I propose a jargon-free understanding of patient centricity. It probably doesn’t mean you need new software or need to hire a “chief centricity officer”. It means re-examining, or even re-thinking, how we do clinical research to better serve our patients:
- Any unnecessary delays in drug development are a disservice to our patients (and few delays are truly necessary). Clinical research remains widely inefficient at all sponsor companies and supporting CROs. Our tolerance for this inefficiency over decades remains baffling, and inexcusable. Centering on our patients includes eliminating the actions and activities that delay our drugs getting to market.
- We should be more responsive to the needs of investigative sites, and more proactive in improving their performance in recruitment and quality data, or more thorough in questioning their continued participation.
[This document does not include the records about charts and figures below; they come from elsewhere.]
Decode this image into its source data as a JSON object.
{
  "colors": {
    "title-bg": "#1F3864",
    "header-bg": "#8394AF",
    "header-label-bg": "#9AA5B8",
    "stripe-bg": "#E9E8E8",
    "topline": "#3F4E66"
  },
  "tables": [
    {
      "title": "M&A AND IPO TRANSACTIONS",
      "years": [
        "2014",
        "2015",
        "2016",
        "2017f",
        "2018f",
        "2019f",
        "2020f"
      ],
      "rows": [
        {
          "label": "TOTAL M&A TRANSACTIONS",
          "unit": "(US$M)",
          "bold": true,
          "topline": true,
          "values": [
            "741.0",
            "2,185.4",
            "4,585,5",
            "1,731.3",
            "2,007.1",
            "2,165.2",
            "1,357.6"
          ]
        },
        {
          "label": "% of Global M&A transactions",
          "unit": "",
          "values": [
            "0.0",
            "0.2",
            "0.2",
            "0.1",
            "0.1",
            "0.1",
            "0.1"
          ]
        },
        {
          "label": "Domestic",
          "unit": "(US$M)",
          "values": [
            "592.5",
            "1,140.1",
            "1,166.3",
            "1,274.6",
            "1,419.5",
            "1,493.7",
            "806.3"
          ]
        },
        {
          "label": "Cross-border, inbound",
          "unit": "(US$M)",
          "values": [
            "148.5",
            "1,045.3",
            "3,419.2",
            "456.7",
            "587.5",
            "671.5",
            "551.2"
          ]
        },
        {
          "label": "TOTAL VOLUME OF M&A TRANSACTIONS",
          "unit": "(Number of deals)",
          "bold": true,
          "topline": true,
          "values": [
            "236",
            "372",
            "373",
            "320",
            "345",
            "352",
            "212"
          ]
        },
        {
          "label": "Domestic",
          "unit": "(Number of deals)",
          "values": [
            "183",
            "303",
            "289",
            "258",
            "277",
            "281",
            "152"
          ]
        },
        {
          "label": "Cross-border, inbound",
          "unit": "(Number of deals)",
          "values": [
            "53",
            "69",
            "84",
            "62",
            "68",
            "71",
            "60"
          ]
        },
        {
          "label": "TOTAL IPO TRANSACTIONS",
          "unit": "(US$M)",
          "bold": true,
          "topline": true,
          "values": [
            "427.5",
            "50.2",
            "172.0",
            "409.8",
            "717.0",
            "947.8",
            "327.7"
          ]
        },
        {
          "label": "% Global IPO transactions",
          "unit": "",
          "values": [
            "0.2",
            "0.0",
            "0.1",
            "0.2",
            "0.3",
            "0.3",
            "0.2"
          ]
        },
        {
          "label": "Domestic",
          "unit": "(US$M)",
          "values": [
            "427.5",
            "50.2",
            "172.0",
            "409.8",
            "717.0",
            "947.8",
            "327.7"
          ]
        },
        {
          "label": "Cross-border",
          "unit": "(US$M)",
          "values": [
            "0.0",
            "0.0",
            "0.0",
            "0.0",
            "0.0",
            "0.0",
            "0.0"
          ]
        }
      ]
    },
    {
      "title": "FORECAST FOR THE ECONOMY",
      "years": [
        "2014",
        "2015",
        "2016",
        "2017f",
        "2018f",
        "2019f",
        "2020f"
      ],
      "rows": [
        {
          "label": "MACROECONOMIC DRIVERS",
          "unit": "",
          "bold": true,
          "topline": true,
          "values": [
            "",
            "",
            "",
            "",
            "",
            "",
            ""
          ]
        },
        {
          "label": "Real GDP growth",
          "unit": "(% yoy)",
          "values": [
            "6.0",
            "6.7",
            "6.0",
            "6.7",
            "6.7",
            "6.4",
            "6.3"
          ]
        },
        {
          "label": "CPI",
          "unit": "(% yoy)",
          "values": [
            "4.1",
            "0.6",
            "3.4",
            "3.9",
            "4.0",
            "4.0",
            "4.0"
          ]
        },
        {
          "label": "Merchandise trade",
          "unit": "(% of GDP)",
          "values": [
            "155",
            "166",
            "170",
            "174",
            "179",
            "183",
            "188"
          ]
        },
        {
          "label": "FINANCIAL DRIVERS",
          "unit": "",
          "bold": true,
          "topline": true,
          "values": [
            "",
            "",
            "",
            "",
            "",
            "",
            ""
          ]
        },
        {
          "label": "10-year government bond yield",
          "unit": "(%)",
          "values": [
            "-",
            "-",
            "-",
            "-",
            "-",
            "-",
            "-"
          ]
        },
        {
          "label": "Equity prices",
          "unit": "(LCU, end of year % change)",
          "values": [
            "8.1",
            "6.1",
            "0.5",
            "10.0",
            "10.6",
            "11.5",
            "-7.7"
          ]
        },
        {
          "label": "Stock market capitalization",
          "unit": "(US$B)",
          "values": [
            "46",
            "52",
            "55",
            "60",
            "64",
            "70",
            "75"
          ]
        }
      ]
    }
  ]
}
We should so the same in how we handle the data we receive and what we do with it. Some companies are beginning to realize the richness of already collected data in their possession, which both values more the contribution subjects have made by being the source of the data, and provides more knowledge to our companies and to medicine.
- Everyone seems to recognize that study protocols are too often onerous for our patient volunteers, in time and travel requirements, in the number of procedures, and in paperwork. Like most improvements in study conduct, the realization of the need for simpler and more respectful protocols is trickling through the industry very slowly, despite the ubiquitous lip service.
- Overall, as I have previously written, we need to ratchet up our collective sense of urgency. This may be the most useful and sincere way for the industry to express patient centricity. If we all care more about accelerating the timeline from discovery to marketing, and act as soon as we can on the next step in the process, we will do more for the patients who are waiting for our innovations than any other bundle of trendy concepts.
Patient centricity should mean doing a better job for patients, and doing our job better. Let’s not let jargon drain the meaning out of language: focusing on patients, if done correctly, could not be more worthwhile.